Appeal from the Circuit Court, Hernando County, L.R. Huffstetler, Jr., J.
Robert A. Butterworth, Atty. Gen., Tallahassee, and Kevin Kitpatrick Carson, Asst. Atty. Gen., Daytona Beach, for appellant.
James Martin Brown, Brooksville, for appellee.
This is an appeal from an order of dismissal entered pursuant to Rule 3.190(c)(4), Florida Rule of Criminal Procedure.
The motion of appellee seeking the dismissal is little more than legal argument and reference to a previous motion and a deposition. The rule requires "[t]he facts on which such motion is based should be specifically alleged and the motion sworn to." Appellee merely says what he expects another witness to say and discusses some law relating to circumstantial evidence.

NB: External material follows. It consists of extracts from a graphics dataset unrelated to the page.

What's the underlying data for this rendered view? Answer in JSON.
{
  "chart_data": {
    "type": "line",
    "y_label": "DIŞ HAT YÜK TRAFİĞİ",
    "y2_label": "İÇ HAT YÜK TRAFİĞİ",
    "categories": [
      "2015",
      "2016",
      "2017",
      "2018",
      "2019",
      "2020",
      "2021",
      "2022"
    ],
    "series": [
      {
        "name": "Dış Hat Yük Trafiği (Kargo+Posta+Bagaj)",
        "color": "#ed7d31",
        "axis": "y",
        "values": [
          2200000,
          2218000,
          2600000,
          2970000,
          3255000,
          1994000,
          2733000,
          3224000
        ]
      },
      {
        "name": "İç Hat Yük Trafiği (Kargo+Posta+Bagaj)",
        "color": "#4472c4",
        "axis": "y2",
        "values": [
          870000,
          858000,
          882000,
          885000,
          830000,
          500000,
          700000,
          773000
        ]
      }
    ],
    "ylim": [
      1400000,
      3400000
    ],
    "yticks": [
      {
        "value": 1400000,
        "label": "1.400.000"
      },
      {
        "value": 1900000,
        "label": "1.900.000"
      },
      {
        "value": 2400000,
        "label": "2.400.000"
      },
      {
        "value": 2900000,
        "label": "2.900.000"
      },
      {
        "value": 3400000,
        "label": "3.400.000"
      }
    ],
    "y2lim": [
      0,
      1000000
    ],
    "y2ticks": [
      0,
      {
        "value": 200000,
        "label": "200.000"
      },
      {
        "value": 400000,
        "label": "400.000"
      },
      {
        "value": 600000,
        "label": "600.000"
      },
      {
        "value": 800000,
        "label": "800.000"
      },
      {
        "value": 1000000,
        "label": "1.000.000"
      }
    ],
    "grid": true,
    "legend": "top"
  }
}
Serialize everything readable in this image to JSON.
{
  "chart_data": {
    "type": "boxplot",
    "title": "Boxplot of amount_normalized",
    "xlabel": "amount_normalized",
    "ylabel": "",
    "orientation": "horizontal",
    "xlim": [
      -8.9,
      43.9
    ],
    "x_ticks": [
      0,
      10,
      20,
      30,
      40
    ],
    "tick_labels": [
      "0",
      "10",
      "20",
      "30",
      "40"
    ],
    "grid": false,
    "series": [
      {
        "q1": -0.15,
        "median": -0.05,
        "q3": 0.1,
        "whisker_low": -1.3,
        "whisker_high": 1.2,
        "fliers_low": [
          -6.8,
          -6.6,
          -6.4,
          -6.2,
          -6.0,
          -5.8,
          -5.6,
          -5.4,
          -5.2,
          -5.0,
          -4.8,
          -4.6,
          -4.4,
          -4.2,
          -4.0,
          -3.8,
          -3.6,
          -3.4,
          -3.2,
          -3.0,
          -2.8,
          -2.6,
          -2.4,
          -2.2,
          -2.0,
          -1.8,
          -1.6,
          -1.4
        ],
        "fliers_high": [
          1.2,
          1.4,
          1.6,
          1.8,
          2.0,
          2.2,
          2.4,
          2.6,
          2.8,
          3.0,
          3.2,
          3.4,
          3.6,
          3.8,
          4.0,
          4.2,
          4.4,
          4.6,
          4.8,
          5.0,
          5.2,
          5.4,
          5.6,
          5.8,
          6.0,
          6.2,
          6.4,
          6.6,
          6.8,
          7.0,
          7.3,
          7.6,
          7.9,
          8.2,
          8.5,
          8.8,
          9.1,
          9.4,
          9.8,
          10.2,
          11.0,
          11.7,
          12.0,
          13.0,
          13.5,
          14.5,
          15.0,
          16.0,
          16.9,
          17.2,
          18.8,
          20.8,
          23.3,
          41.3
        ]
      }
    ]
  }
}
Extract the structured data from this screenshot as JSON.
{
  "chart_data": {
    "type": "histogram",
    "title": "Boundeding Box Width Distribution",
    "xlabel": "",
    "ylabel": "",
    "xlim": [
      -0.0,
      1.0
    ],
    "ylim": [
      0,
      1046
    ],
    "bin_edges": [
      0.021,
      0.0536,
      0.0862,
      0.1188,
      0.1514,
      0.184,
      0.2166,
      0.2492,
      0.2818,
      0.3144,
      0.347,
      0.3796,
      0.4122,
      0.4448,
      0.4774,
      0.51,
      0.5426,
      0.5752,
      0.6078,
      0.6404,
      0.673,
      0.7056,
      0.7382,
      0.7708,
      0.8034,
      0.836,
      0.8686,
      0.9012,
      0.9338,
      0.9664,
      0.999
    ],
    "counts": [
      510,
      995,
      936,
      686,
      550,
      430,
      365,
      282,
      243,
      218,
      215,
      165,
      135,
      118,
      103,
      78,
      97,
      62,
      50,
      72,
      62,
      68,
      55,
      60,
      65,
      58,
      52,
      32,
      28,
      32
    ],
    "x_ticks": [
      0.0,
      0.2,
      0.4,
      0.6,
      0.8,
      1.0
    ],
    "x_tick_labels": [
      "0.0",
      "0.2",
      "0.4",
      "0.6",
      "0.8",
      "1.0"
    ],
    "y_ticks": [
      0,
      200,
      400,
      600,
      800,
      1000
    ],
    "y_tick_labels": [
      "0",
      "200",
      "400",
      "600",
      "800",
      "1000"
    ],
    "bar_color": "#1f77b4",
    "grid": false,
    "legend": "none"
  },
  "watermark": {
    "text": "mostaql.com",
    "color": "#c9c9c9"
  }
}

The facts of the case must be specifically alleged, under oath, must be considered in the light most favorable to the prosecution, and must clearly demonstrate that no crime, or one lesser than the one charged, was committed before the court can properly afford relief under the rule. That was not done here so we must quash the order and remand for trial. State v. Upton, 392 So.2d 1013 (Fla. 5th DCA 1981).
ORDER QUASHED, REMANDED.
SHARP, C.J., and DAUKSCH and ORFINGER, JJ., concur.